Week 46 - Mince pies and selfie scans

My first week “back at work” has been filled with consuming excess Christmas pastries and improving Evryway Scanner.

TL;DR

My first Selfie Scan:

And a new kitchen for a new year:

What’s cooking?

I’ve had a decent amount of interest from folks wanting to help test out Scanner, which is cool. I think the most interesting thing so far is how few models people are sharing up to this point - which means that Scanner isn’t yet ready for general release just yet. (If it was, I’d be seeing the testers use it much more regularly than they are). I’ve still got a long list of improvements to make, so I’m going to have to hold off my urge to just ship the damn thing and try and improve it to the point where it’s actually useable enough for folks to take a scan just as though they were taking a photo or a video.

The scans that are coming through are all highlighting the big issues and challenges - the main two being device drift and colour calibration. There’s not much I can do about the first, especially given that Google appear to have removed the ADF creation tool (Tango Explorer Tool) from the Play store - which means I’ll need to put some work into ADF creation in the app.

Colour calibration is definitely fixable, but I’m looking at at least a few weeks worth of work to do it, so to be honest I’m a bit scared to start. It will be valuable to understand the domain, and it will make a massive difference to the quality of the scans, but I’m not sure I want to spend the next month with my head in white papers.

Alternative apps

There’s a few apps playing in the same space now.

Open Constructor

Lubos Vonasek’s Open Constructor is great for quick scans.
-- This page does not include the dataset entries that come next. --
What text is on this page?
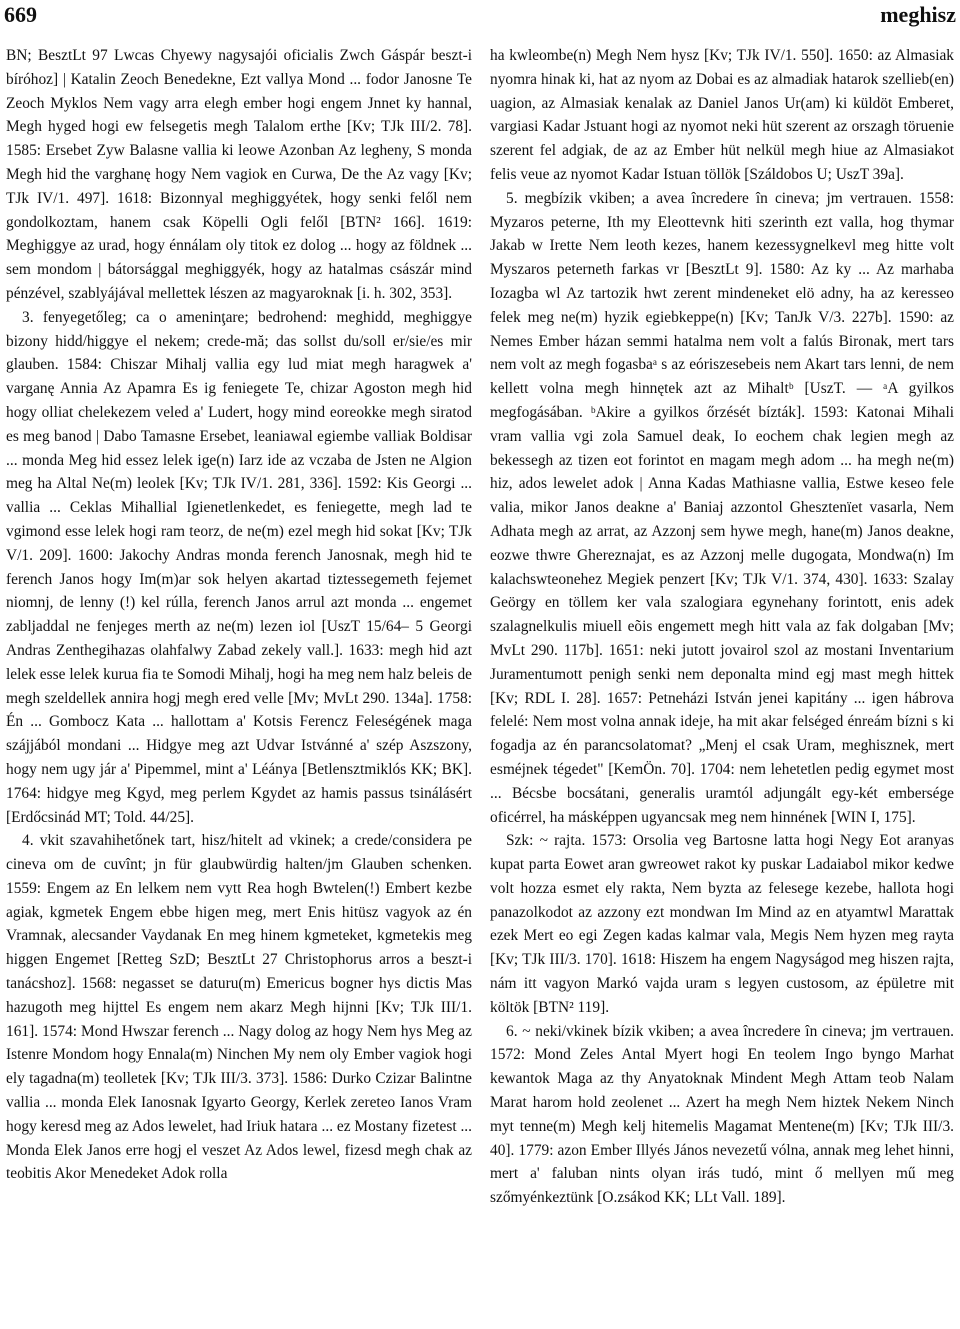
669	meghisz

BN; BesztLt 97 Lwcas Chyewy nagysajói oficialis Zwch Gáspár beszt-i bíróhoz] | Katalin Zeoch Benedekne, Ezt vallya Mond ... fodor Janosne Te Zeoch Myklos Nem vagy arra elegh ember hogi engem Jnnet ky hannal, Megh hyged hogi ew felsegetis megh Talalom erthe [Kv; TJk III/2. 78]. 1585: Ersebet Zyw Balasne vallia ki leowe Azonban Az legheny, S monda Megh hid the varghanę hogy Nem vagiok en Curwa, De the Az vagy [Kv; TJk IV/1. 497]. 1618: Bizonnyal meghiggyétek, hogy senki felől nem gondolkoztam, hanem csak Köpelli Ogli felől [BTN² 166]. 1619: Meghiggye az urad, hogy énnálam oly titok ez dolog ... hogy az földnek ... sem mondom | bátorsággal meghiggyék, hogy az hatalmas császár mind pénzével, szablyájával mellettek lészen az magyaroknak [i. h. 302, 353].

3. fenyegetőleg; ca o ameninţare; bedrohend: meghidd, meghiggye bizony hidd/higgye el nekem; crede-mă; das sollst du/soll er/sie/es mir glauben. 1584: Chiszar Mihalj vallia egy lud miat megh haragwek a' varganę Annia Az Apamra Es ig feniegete Te, chizar Agoston megh hid hogy olliat chelekezem veled a' Ludert, hogy mind eoreokke megh siratod es meg banod | Dabo Tamasne Ersebet, leaniawal egiembe valliak Boldisar ... monda Meg hid essez lelek ige(n) Iarz ide az vczaba de Jsten ne Algion meg ha Altal Ne(m) leolek [Kv; TJk IV/1. 281, 336]. 1592: Kis Georgi ... vallia ... Ceklas Mihallial Igienetlenkedet, es feniegette, megh lad te vgimond esse lelek hogi ram teorz, de ne(m) ezel megh hid sokat [Kv; TJk V/1. 209]. 1600: Jakochy Andras monda ferench Janosnak, megh hid te ferench Janos hogy Im(m)ar sok helyen akartad tiztessegemeth fejemet niomnj, de lenny (!) kel rúlla, ferench Janos arrul azt monda ... engemet zabljaddal ne fenjeges merth az ne(m) lezen iol [UszT 15/64– 5 Georgi Andras Zenthegihazas olahfalwy Zabad zekely vall.]. 1633: megh hid azt lelek esse lelek kurua fia te Somodi Mihalj, hogi ha meg nem halz beleis de megh szeldellek annira hogj megh ered velle [Mv; MvLt 290. 134a]. 1758: Én ... Gombocz Kata ... hallottam a' Kotsis Ferencz Feleségének maga szájjából mondani ... Hidgye meg azt Udvar Istvánné a' szép Aszszony, hogy nem ugy jár a' Pipemmel, mint a' Léánya [Betlensztmiklós KK; BK]. 1764: hidgye meg Kgyd, meg perlem Kgydet az hamis passus tsinálásért [Erdőcsinád MT; Told. 44/25].

4. vkit szavahihetőnek tart, hisz/hitelt ad vkinek; a crede/considera pe cineva om de cuvînt; jn für glaubwürdig halten/jm Glauben schenken. 1559: Engem az En lelkem nem vytt Rea hogh Bwtelen(!) Embert kezbe agiak, kgmetek Engem ebbe higen meg, mert Enis hitüsz vagyok az én Vramnak, alecsander Vaydanak En meg hinem kgmeteket, kgmetekis meg higgen Engemet [Retteg SzD; BesztLt 27 Christophorus arros a beszt-i tanácshoz]. 1568: negasset se daturu(m) Emericus bogner hys dictis Mas hazugoth meg hijttel Es engem nem akarz Megh hijnni [Kv; TJk III/1. 161]. 1574: Mond Hwszar ferench ... Nagy dolog az hogy Nem hys Meg az Istenre Mondom hogy Ennala(m) Ninchen My nem oly Ember vagiok hogi ely tagadna(m) teolletek [Kv; TJk III/3. 373]. 1586: Durko Czizar Balintne vallia ... monda Elek Ianosnak Igyarto Georgy, Kerlek zereteo Ianos Vram hogy keresd meg az Ados lewelet, had Iriuk hatara ... ez Mostany fizetest ... Monda Elek Janos erre hogj el veszet Az Ados lewel, fizesd megh chak az teobitis Akor Menedeket Adok rolla

ha kwleombe(n) Megh Nem hysz [Kv; TJk IV/1. 550]. 1650: az Almasiak nyomra hinak ki, hat az nyom az Dobai es az almadiak hatarok szellieb(en) uagion, az Almasiak kenalak az Daniel Janos Ur(am) ki küldöt Emberet, vargiasi Kadar Jstuant hogi az nyomot neki hüt szerent az orszagh töruenie szerent fel adgiak, de az az Ember hüt nelkül megh hiue az Almasiakot felis veue az nyomot Kadar Istuan töllök [Száldobos U; UszT 39a].

5. megbízik vkiben; a avea încredere în cineva; jm vertrauen. 1558: Myzaros peterne, Ith my Eleottevnk hiti szerinth ezt valla, hog thymar Jakab w Irette Nem leoth kezes, hanem kezessygnelkevl meg hitte volt Myszaros peterneth farkas vr [BesztLt 9]. 1580: Az ky ... Az marhaba Iozagba wl Az tartozik hwt zerent mindeneket elö adny, ha az keresseo felek meg ne(m) hyzik egiebkeppe(n) [Kv; TanJk V/3. 227b]. 1590: az Nemes Ember házan semmi hatalma nem volt a falús Bironak, mert tars nem volt az megh fogasbaᵃ s az eóriszesebeis nem Akart tars lenni, de nem kellett volna megh hinnętek azt az Mihaltᵇ [UszT. — ᵃA gyilkos megfogásában. ᵇAkire a gyilkos őrzését bízták]. 1593: Katonai Mihali vram vallia vgi zola Samuel deak, Io eochem chak legien megh az bekessegh az tizen eot forintot en magam megh adom ... ha megh ne(m) hiz, ados lewelet adok | Anna Kadas Mathiasne vallia, Estwe keseo fele valia, mikor Janos deakne a' Baniaj azzontol Ghesztenïet vasarla, Nem Adhata megh az arrat, az Azzonj sem hywe megh, hane(m) Janos deakne, eozwe thwre Ghereznajat, es az Azzonj melle dugogata, Mondwa(n) Im kalachswteonehez Megiek penzert [Kv; TJk V/1. 374, 430]. 1633: Szalay Geörgy en töllem ker vala szalogiara egynehany forintott, enis adek szalagnelkulis miuell eõis engemett megh hitt vala az fak dolgaban [Mv; MvLt 290. 117b]. 1651: neki jutott jovairol szol az mostani Inventarium Juramentumott penigh senki nem deponalta mind egj mast megh hittek [Kv; RDL I. 28]. 1657: Petneházi István jenei kapitány ... igen hábrova felelé: Nem most volna annak ideje, ha mit akar felséged énreám bízni s ki fogadja az én parancsolatomat? „Menj el csak Uram, meghisznek, mert esméjnek tégedet" [KemÖn. 70]. 1704: nem lehetetlen pedig egymet most ... Bécsbe bocsátani, generalis uramtól adjungált egy-két embersége oficérrel, ha másképpen ugyancsak meg nem hinnének [WIN I, 175].

Szk: ~ rajta. 1573: Orsolia veg Bartosne latta hogi Negy Eot aranyas kupat parta Eowet aran gwreowet rakot ky puskar Ladaiabol mikor kedwe volt hozza esmet ely rakta, Nem byzta az felesege kezebe, hallota hogi panazolkodot az azzony ezt mondwan Im Mind az en atyamtwl Marattak ezek Mert eo egi Zegen kadas kalmar vala, Megis Nem hyzen meg rayta [Kv; TJk III/3. 170]. 1618: Hiszem ha engem Nagyságod meg hiszen rajta, nám itt vagyon Markó vajda uram s legyen custosom, az épületre mit költök [BTN² 119].

6. ~ neki/vkinek bízik vkiben; a avea încredere în cineva; jm vertrauen. 1572: Mond Zeles Antal Myert hogi En teolem Ingo byngo Marhat kewantok Maga az thy Anyatoknak Mindent Megh Attam teob Nalam Marat harom hold zeolenet ... Azert ha megh Nem hiztek Nekem Ninch myt tenne(m) Megh kelj hitemelis Magamat Mentene(m) [Kv; TJk III/3. 40]. 1779: azon Ember Illyés János nevezetű vólna, annak meg lehet hinni, mert a' faluban nints olyan irás tudó, mint ő mellyen mű meg szőmyénkeztünk [O.zsákod KK; LLt Vall. 189].
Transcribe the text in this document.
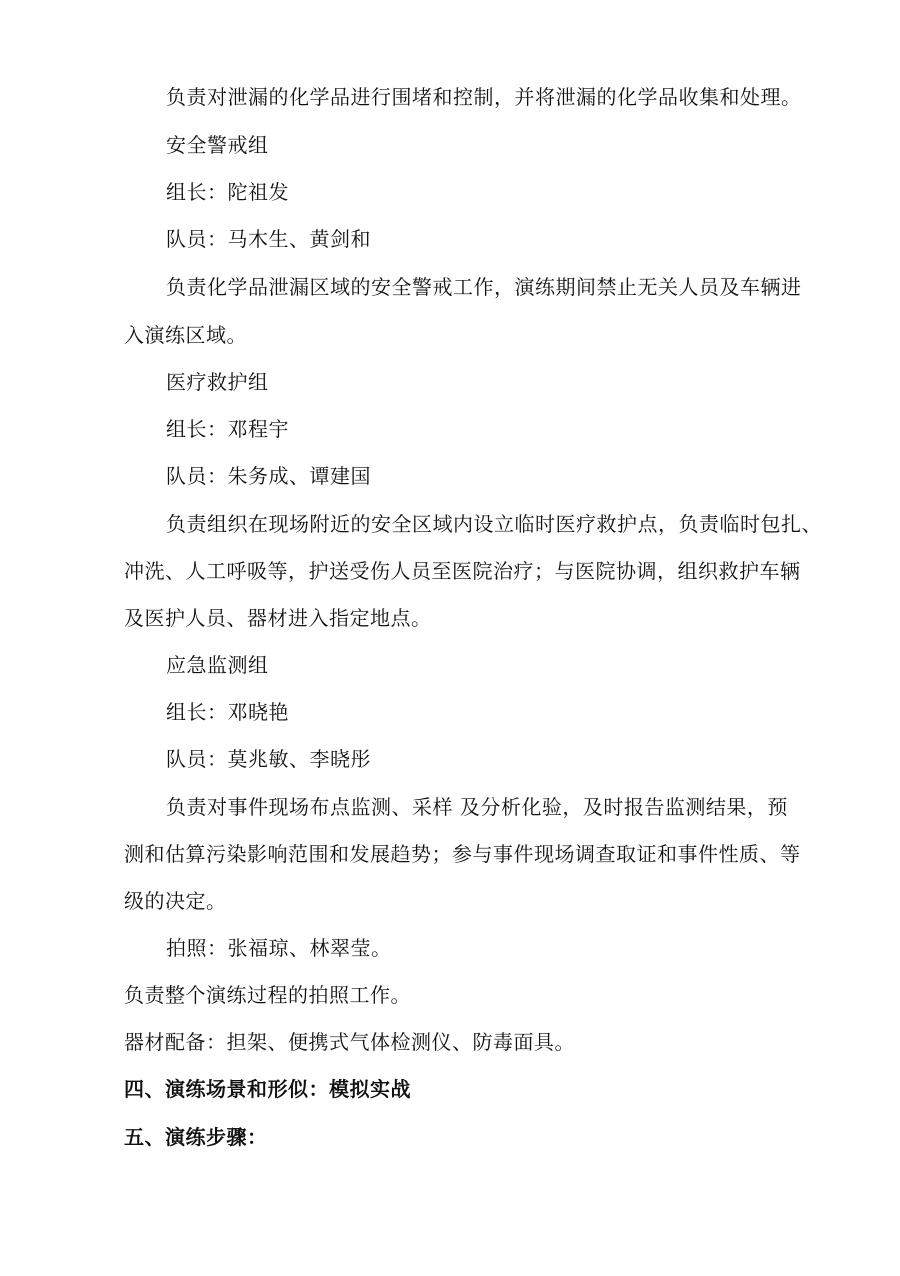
负责对泄漏的化学品进行围堵和控制，并将泄漏的化学品收集和处理。
安全警戒组
组长：陀祖发
队员：马木生、黄剑和
负责化学品泄漏区域的安全警戒工作，演练期间禁止无关人员及车辆进
入演练区域。
医疗救护组
组长：邓程宇
队员：朱务成、谭建国
负责组织在现场附近的安全区域内设立临时医疗救护点，负责临时包扎、
冲洗、人工呼吸等，护送受伤人员至医院治疗；与医院协调，组织救护车辆
及医护人员、器材进入指定地点。
应急监测组
组长：邓晓艳
队员：莫兆敏、李晓彤
负责对事件现场布点监测、采样 及分析化验，及时报告监测结果，预
测和估算污染影响范围和发展趋势；参与事件现场调查取证和事件性质、等
级的决定。
拍照：张福琼、林翠莹。
负责整个演练过程的拍照工作。
器材配备：担架、便携式气体检测仪、防毒面具。
四、演练场景和形似：模拟实战
五、演练步骤：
Motivated by Google’s removal of one of the best things about the initial Tango drop, he’s creating a Constructor app replacement.

Simple Scanner

Andy Nakas’ Simple Scanner is another easy to use tool that creates good results. No Texture mapping yet, but super-easy to use.

RTAB-Map

One of the original cool tools, RTAB-Map can give great results, and is doing a lot of the cool things I need to do (colour correction, and mesh fixups). I think this produces the best results I’ve seen so far (much nicer than mine!) but it’s not so easy to get them off the device. Mesh density is really high too, so the models get big pretty fast.

Voxxlr

Voxxlr has released a version that works on Phab 2 Pro, and I’ve seen some nice results, although having to sign up to a service to share scans isn’t really my cup of tea.

Matterport Scenes

Matterport Scenes really isn’t what I was expecting from the biggest player in the space - it’s a great pointcloud scanner, but I was hoping for so much more. (Hoping so much that I made my own).

Next week …

I think it’s time to focus on scan quality a bit more - so I’m going to look at changing scan resolution, dust removal (the cruddy bits of TSDF that are noise) and a few other things to make the output a bit more bearable.